SpO2 and SaO2 values were compared by Mann-Whitney U test and their matching was evaluated by Bland-Altman test. To determine the lowest SpO2 value associated to an SaO2 equal to, or higher than 90% an SaO2, SpO2 chart was used where two lines were plotted. The vertical line defined SaO2 limit in 90% and the horizontal line crossed the ordinate axle at an SpO2 value above which no SaO2 values below 90% were observed.
Demographics data of 120 patients of whom 228 samples were analyzed are shown in table I. SpO2 values were significantly different from SaO2 values (Table II). Differences between SpO2 and SaO2 varied from -7.10% to 15.20%. Mean difference was -0.20% with a standard deviation of 2.02%. SpO2 - SaO2 gap remained between plus or minus 4.04% (two standard deviations of the difference) in 95.28% of samples (Figure 1).
Lowest SpO2 to assure an SaO2 higher than 90% has shown that only SpO2 values equal to, or higher than 99% were not associated to SaO2 values below 90% (Figure 2).
Hypoxemia is confirmed by the presence of cyanosis.
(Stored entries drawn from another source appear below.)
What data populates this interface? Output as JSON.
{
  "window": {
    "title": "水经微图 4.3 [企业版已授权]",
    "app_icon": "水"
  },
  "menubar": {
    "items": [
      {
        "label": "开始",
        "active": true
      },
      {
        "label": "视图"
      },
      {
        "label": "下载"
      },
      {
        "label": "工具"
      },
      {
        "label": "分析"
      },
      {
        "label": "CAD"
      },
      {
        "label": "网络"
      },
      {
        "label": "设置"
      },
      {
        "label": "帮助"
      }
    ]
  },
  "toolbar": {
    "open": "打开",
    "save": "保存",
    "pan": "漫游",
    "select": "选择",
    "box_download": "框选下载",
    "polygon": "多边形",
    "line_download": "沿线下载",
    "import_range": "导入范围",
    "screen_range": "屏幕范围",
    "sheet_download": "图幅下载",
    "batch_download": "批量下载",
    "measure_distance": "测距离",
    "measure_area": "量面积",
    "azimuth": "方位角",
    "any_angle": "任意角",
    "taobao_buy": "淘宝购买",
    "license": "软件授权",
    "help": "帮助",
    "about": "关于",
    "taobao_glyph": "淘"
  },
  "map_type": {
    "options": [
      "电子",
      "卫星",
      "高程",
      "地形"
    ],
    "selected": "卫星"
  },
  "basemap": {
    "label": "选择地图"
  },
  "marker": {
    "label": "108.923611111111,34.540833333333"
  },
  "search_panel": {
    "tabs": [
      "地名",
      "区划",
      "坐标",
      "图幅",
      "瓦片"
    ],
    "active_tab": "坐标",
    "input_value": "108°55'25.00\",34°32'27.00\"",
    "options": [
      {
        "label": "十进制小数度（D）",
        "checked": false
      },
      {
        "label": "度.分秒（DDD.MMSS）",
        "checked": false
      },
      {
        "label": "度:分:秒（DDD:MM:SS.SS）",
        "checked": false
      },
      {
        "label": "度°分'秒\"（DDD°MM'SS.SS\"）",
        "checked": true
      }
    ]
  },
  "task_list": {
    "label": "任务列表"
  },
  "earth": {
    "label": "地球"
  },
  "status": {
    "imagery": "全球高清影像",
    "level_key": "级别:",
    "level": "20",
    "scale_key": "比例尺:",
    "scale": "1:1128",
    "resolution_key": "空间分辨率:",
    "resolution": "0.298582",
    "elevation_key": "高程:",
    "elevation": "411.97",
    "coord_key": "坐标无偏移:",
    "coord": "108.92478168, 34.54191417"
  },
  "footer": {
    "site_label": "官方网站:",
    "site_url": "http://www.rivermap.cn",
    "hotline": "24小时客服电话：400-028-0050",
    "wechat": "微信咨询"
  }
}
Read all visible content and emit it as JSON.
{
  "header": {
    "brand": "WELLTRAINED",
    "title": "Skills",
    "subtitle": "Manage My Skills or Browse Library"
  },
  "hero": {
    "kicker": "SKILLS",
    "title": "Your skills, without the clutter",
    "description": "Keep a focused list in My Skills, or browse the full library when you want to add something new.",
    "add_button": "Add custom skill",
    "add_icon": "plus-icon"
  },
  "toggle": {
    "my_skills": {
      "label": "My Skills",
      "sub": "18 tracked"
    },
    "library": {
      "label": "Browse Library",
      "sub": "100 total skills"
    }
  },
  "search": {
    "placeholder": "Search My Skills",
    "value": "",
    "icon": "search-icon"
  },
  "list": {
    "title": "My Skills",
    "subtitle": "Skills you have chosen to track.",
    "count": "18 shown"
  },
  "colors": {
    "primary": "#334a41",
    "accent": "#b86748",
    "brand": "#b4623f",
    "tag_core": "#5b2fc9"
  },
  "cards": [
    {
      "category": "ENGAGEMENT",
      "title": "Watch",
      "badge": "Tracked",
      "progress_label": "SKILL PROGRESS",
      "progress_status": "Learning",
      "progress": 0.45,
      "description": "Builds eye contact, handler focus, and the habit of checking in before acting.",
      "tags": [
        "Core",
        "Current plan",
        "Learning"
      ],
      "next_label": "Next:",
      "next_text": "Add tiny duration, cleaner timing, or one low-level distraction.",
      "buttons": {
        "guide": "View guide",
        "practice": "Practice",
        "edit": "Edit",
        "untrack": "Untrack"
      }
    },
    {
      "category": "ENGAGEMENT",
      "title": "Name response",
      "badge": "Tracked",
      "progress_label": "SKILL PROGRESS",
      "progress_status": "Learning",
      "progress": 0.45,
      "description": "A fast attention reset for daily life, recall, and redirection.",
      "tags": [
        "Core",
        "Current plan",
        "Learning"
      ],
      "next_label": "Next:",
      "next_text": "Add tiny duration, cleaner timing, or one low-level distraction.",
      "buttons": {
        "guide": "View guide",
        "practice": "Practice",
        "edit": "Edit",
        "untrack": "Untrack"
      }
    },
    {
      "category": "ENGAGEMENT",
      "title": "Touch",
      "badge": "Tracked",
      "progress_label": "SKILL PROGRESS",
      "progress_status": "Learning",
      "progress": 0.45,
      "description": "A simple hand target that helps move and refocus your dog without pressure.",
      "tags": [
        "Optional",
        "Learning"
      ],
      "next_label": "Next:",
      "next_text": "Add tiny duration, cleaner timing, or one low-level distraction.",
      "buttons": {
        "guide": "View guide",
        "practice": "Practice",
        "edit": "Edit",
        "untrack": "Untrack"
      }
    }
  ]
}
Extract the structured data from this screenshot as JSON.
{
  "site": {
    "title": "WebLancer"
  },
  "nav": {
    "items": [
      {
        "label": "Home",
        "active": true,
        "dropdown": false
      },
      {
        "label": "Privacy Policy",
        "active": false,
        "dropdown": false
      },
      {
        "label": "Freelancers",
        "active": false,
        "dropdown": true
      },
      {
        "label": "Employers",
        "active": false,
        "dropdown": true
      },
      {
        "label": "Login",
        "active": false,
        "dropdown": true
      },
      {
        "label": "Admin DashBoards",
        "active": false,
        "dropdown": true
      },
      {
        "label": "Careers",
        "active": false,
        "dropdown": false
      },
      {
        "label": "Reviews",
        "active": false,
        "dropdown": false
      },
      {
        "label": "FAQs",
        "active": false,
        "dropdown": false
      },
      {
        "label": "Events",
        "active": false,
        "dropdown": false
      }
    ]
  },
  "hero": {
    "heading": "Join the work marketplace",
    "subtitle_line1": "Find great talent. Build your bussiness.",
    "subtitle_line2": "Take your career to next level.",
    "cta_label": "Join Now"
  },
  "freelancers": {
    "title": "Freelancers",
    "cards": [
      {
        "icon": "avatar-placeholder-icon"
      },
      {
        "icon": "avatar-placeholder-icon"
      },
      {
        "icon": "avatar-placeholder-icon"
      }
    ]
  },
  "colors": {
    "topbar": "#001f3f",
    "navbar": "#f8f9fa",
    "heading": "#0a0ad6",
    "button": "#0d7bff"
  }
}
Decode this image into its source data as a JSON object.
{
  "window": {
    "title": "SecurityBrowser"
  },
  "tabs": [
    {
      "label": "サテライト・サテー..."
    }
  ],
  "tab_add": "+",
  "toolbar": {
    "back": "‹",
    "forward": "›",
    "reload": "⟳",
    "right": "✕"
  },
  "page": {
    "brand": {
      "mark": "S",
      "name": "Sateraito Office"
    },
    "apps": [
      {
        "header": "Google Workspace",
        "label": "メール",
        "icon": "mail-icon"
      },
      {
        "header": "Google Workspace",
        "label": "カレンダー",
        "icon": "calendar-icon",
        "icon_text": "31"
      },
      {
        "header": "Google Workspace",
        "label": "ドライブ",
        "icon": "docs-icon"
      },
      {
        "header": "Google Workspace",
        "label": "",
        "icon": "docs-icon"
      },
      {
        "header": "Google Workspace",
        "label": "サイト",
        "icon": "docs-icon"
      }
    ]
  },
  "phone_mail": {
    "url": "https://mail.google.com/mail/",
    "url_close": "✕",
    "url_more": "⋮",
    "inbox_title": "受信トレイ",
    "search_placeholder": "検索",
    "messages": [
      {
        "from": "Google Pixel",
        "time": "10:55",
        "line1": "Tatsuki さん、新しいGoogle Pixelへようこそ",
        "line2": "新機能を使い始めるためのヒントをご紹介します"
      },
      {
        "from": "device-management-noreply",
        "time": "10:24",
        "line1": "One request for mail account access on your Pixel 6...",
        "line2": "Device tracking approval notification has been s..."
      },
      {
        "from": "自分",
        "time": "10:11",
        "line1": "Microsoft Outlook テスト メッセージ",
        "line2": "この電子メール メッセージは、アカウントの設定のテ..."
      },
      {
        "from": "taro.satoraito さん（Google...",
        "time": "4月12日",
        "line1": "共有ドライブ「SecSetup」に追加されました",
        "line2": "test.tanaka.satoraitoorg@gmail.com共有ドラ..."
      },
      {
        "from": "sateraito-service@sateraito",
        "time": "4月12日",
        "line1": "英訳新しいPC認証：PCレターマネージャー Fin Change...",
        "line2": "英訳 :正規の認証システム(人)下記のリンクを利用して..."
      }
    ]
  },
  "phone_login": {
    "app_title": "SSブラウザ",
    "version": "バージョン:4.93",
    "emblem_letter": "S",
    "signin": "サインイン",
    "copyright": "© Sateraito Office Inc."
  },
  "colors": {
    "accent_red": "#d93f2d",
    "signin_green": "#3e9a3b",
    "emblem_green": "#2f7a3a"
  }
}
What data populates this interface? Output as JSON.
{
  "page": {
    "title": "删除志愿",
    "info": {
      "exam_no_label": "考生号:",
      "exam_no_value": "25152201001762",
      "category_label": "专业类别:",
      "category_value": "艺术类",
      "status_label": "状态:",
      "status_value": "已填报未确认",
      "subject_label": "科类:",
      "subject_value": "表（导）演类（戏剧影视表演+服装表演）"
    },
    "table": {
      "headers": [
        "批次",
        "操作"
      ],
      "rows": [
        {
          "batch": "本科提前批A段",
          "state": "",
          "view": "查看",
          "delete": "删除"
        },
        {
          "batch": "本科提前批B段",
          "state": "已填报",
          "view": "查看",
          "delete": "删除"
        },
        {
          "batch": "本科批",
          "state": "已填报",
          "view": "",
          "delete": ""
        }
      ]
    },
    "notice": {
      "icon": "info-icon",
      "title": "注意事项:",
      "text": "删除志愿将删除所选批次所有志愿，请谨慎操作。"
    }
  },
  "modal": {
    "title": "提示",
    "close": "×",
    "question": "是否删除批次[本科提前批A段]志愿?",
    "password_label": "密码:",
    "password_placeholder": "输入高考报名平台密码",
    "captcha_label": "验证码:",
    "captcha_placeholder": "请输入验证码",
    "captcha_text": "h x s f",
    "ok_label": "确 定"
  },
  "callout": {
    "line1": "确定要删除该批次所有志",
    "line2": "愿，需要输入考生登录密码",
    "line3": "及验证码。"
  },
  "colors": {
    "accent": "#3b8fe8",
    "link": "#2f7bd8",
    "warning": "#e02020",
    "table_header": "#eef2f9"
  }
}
However, it is only seen when SaO2 is lower than 75% and depends on reduced hemoglobin saturation, which must be higher than 5 g.dl-1. So, its absence does not rule out the possibility of hypoxemia 1. Peripheral oxy-hemoglobin saturation is strongly correlated to oxy-hemoglobin arterial saturation and, as such, it is routinely used in perioperative monitoring and in intensive care units for an early hypoxemia diagnosis 3,5.
Pulse oximetry checks the difference in absorption of two light wave lengths crossing perfused tissues, by analyzing the absorbance range of continuous and pulsatile components of tissue blood flow. Absorbance rates are related to SaO2 measurements obtained in healthy volunteers by co-oximetry, resulting in a calibration algorithm which is stored in the pulse oximeters digital microprocessor and generates an SaO2 estimate 6.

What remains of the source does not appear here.